Tugas akhir skripsi telah menjadi ujian kehidupan yang lumayan berat bagi sebagian besar mahasiswa. Bak badai yang menggelora di dalam kesunyian kamar kos yang menjadi saksi hidup, prahara tugas akhir skripsi mengombang-ambingkan hati dan pikiran mahasiswa di sepertiga malam. Teman-teman yang mulai meninggalkan kampus, tekanan keluarga, dosen pembimbing yang sibuknya minta ampun menjadi makanan sehari-hari bagi mahasiswa akhir.
Dalam perjalanan mengarungi lika-liku pengerjaan tugas akhir skripsi yang penuh cobaan itu, mahasiswa sering kali mengalami keputusasaan. Membuka layar laptop pun seakan-akan menjadi momok yang sangat menakutkan, berat sekali rasanya. Rasa-rasanya, pergi ke kampus pun sudah tidak menarik lagi. Bahkan, terkadang loker-loker paruh waktu sering menjadi pelarian yang ampuh bagi mahasiswa akhir untuk melupakan tanggung jawabnya dalam mengerjakan skripsi. Uang jelas di depan mata, ngapain ngerjain skripsi yang problematik dan belum kelihatan hasilnya itu, iya kan?
Tapi, terkadang, dukungan dari orang-orang terdekat menjadi angin segar bagi hati dan pikiran. Afirmasi positif dan kasih sayang yang diberikan oleh lingkungan mampu secara signifikan membangkitkan kembali komitmen dan semangat untuk mengerjakan skripsi. Malah, menurut saya pribadi, kehadiran mereka merupakan bentuk dari kebaikan Tuhan untuk mendorong mahasiswa akhir untuk tetap semangat untuk berjuang dalam titik rendahnya dalam kehidupan.
Untuk itu, menuliskan ucapan terima kasih yang mendalam bagi orang-orang ini adalah suatu kewajiban. Akan tetapi, pada kenyataannya, banyak dosen yang sensi ketika mahasiswa menuliskan kata “kekasih/pacar” di bagian ucapan terima kasih.
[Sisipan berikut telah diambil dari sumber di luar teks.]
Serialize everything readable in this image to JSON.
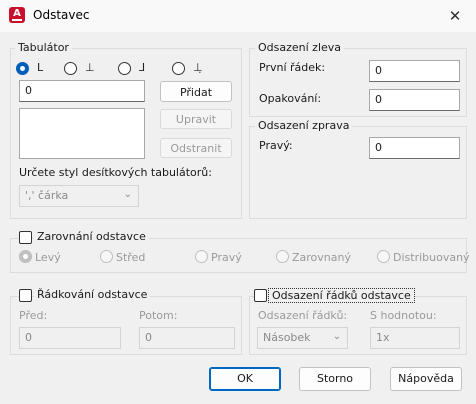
{
  "window": {
    "title": "Odstavec",
    "close_symbol": "✕",
    "app_icon_letter": "A"
  },
  "tabs_group": {
    "label": "Tabulátor",
    "tab_types": [
      {
        "icon": "tab-left-icon",
        "glyph": "L",
        "selected": true
      },
      {
        "icon": "tab-center-icon",
        "glyph": "⊥",
        "selected": false
      },
      {
        "icon": "tab-right-icon",
        "glyph": "⅃",
        "selected": false
      },
      {
        "icon": "tab-decimal-icon",
        "glyph": "⊥̣",
        "selected": false
      }
    ],
    "position_value": "0",
    "add_label": "Přidat",
    "modify_label": "Upravit",
    "remove_label": "Odstranit",
    "decimal_style_label": "Určete styl desítkových tabulátorů:",
    "decimal_style_value": "',' čárka"
  },
  "left_indent": {
    "label": "Odsazení zleva",
    "first_line_label": "První řádek:",
    "first_line_value": "0",
    "hanging_label": "Opakování:",
    "hanging_value": "0"
  },
  "right_indent": {
    "label": "Odsazení zprava",
    "right_label": "Pravý:",
    "right_value": "0"
  },
  "alignment": {
    "label": "Zarovnání odstavce",
    "options": [
      "Levý",
      "Střed",
      "Pravý",
      "Zarovnaný",
      "Distribuovaný"
    ],
    "selected_index": 0
  },
  "spacing": {
    "label": "Řádkování odstavce",
    "before_label": "Před:",
    "before_value": "0",
    "after_label": "Potom:",
    "after_value": "0"
  },
  "line_spacing": {
    "label": "Odsazení řádků odstavce",
    "type_label": "Odsazení řádků:",
    "type_value": "Násobek",
    "at_label": "S hodnotou:",
    "at_value": "1x"
  },
  "footer": {
    "ok_label": "OK",
    "cancel_label": "Storno",
    "help_label": "Nápověda"
  },
  "colors": {
    "accent": "#005fb8",
    "app_icon": "#c8102e"
  }
}
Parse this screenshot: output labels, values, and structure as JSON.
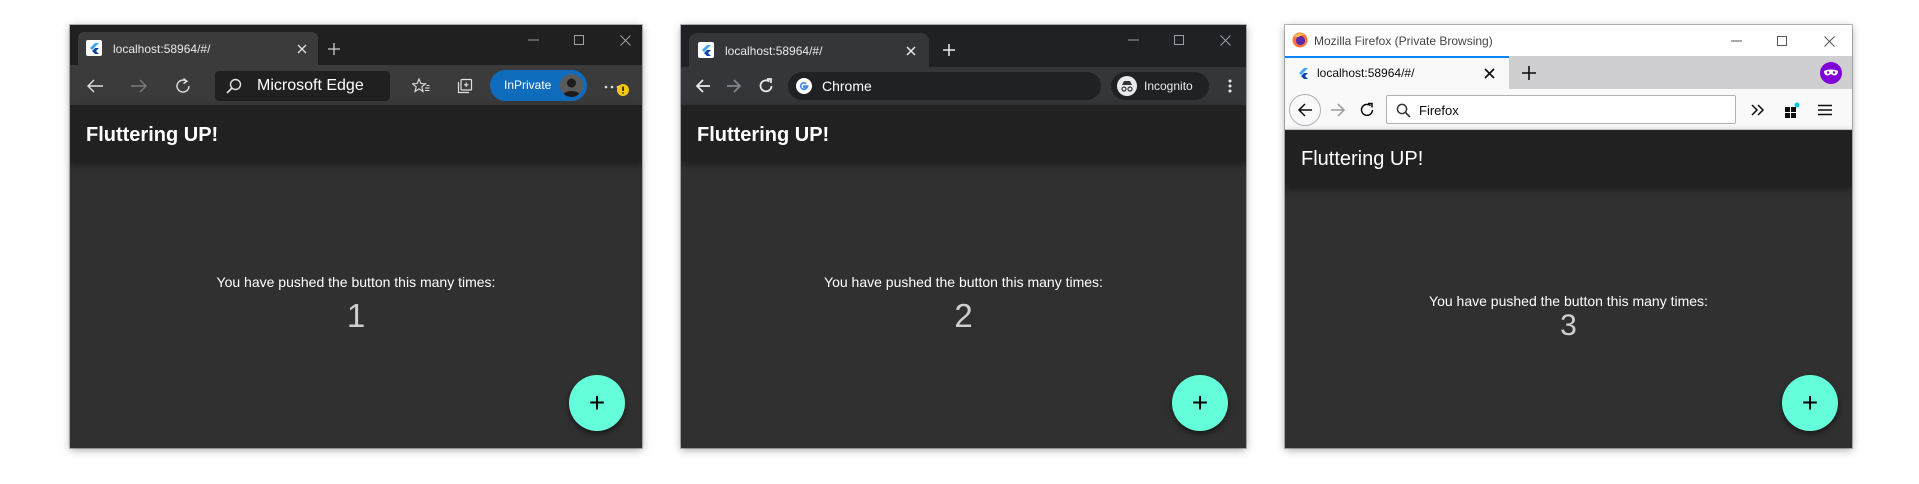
{
  "edge": {
    "tab_title": "localhost:58964/#/",
    "address_text": "Microsoft Edge",
    "inprivate_label": "InPrivate",
    "app_title": "Fluttering UP!",
    "counter_label": "You have pushed the button this many times:",
    "counter_value": "1",
    "fab_label": "+"
  },
  "chrome": {
    "tab_title": "localhost:58964/#/",
    "address_text": "Chrome",
    "incognito_label": "Incognito",
    "app_title": "Fluttering UP!",
    "counter_label": "You have pushed the button this many times:",
    "counter_value": "2",
    "fab_label": "+"
  },
  "firefox": {
    "window_title": "Mozilla Firefox (Private Browsing)",
    "tab_title": "localhost:58964/#/",
    "address_text": "Firefox",
    "app_title": "Fluttering UP!",
    "counter_label": "You have pushed the button this many times:",
    "counter_value": "3",
    "fab_label": "+"
  },
  "colors": {
    "fab": "#64ffda",
    "app_bar": "#212121",
    "app_body": "#303030",
    "edge_inprivate": "#0f6cbd",
    "firefox_private": "#8000d7"
  }
}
Menuliskan nama pacar di skripsi itu sah-sah saja
Ada beragam alasan yang menjadi dasar bagi dosen untuk menentang mahasiswa untuk berterima kasih kepada kekasihnya di dalam kata pengantar. Sejauh ini, salah satu alasan yang menjadi jurus utama bagi dosen untuk membuat mahasiswa galau adalah adanya kemungkinan bahwa akan ada penyesalan ketika setelah mengerjakan skripsi, orang tersayang tidak lagi menjadi bagian dari kehidupannya.
Oleh karena itu, dosen berpikir bahwa tidak ada urgensi memberikan ucapan terima kasih kepada pasangan di dalam skripsi. Lantas, apakah ini benar dan harus kita ikuti?
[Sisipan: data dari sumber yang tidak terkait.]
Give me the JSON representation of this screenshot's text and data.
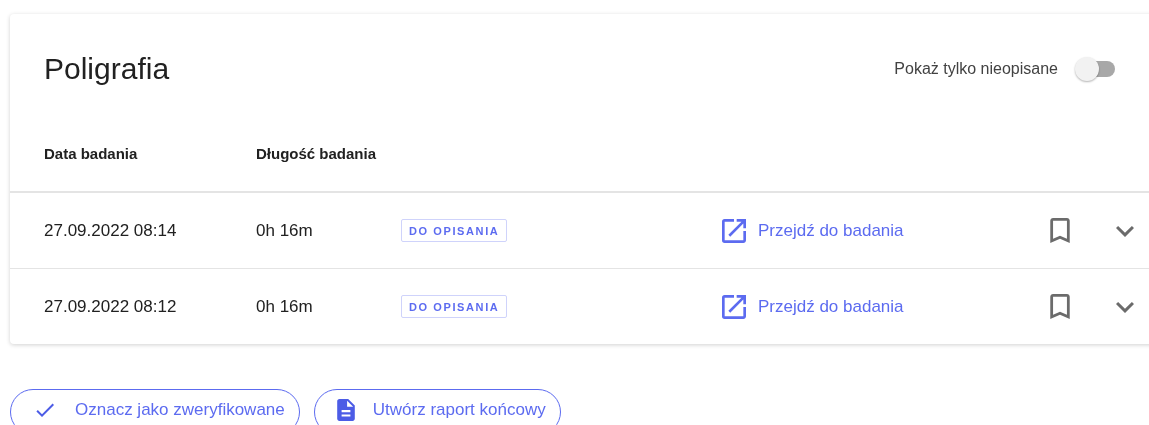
{
  "title": "Poligrafia",
  "filter_toggle": {
    "label": "Pokaż tylko nieopisane",
    "on": false
  },
  "table": {
    "columns": [
      "Data badania",
      "Długość badania"
    ],
    "rows": [
      {
        "date": "27.09.2022 08:14",
        "duration": "0h 16m",
        "status": "DO OPISANIA",
        "link": "Przejdź do badania",
        "bookmarked": false,
        "expanded": false
      },
      {
        "date": "27.09.2022 08:12",
        "duration": "0h 16m",
        "status": "DO OPISANIA",
        "link": "Przejdź do badania",
        "bookmarked": false,
        "expanded": false
      }
    ]
  },
  "actions": [
    {
      "kind": "verify",
      "label": "Oznacz jako zweryfikowane"
    },
    {
      "kind": "report",
      "label": "Utwórz raport końcowy"
    }
  ]
}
Melalui tulisan ini, saya mencoba mendorong para dosen agar menormalisasi ucapan terima kasih yang dilayangkan oleh mahasiswa pejuang skripsi kepada kekasihnya. Bapak-ibu mungkin tidak pernah tahu tentang bagaimana perjuangan mereka, para kekasih ini, dalam memberikan dukungan kepada para pejuang skripsi untuk tetap bertahan dan semangat dalam mengerjakan tanggung jawabnya.
Bahkan, bagi anak rantau yang tidak punya siapa-siapa di kota orang, apalagi yang ditinggal oleh teman-temannya karena mulai fokus pada kehidupannya masing-masing, kehadiran seorang pacar sangat memberikan arti yang mendalam.
Memang, selalu ada kemungkinan bahwa pacar belum tentu menjadi pasangan hidup di waktu yang akan datang. Tetapi mereka tetaplah bagian penting dalam selesainya skripsi. Apa salahnya mengucapkan terima kasih kepada seseorang yang hanya mampir dan membantu sebentar? Toh, bukannya setiap orang ada masanya, dan setiap masa ada orangnya?
Mengucapkan terima kasih nggak pernah salah kan?
Tidak ada yang kekal dalam kehidupan. Setiap partikel di alam semesta bergerak, entah luruh atau pergi. Untuk itu, di dalam kehidupan yang singkat ini, mengukir kenangan bisa memberikan makna dan cerita yang berharga bagi seseorang. Malah, dalam titik tertentu, ukiran terima kasih itu akan menjadi harap yang membuat suatu hubungan bertahan dan semakin berkembang. Rasa syukur atas kehadiran orang-orang terkasih akan memberi semangat untuk mengusahakan yang terbaik untuk kebaikan bersama.
Jadi, bapak-ibu dosen harusnya ngerti kalau ada mahasiswa yang masukin nama pacar dalam skripsi. Berterima kasih kepada orang-orang baik, yang dalam konteks ini adalah kepada pacar, bukan hal yang salah. Tidak perlu disinggung atau dilarang-larang. Maksud baik bapak-ibu untuk melindungi mahasiswa dari kekecewaan dan penyesalan adalah hal yang baik. Tapi terkadang alangkah baiknya kalau kita saling menghargai dan tidak melewati batas urusan pribadi, apalagi menyangkut masalah asmara.
Syukur-syukur, kalau bapak-ibu dosen mendukung, siapa tahu malah dapet undangan nikahan anak bimbingnya, ihir!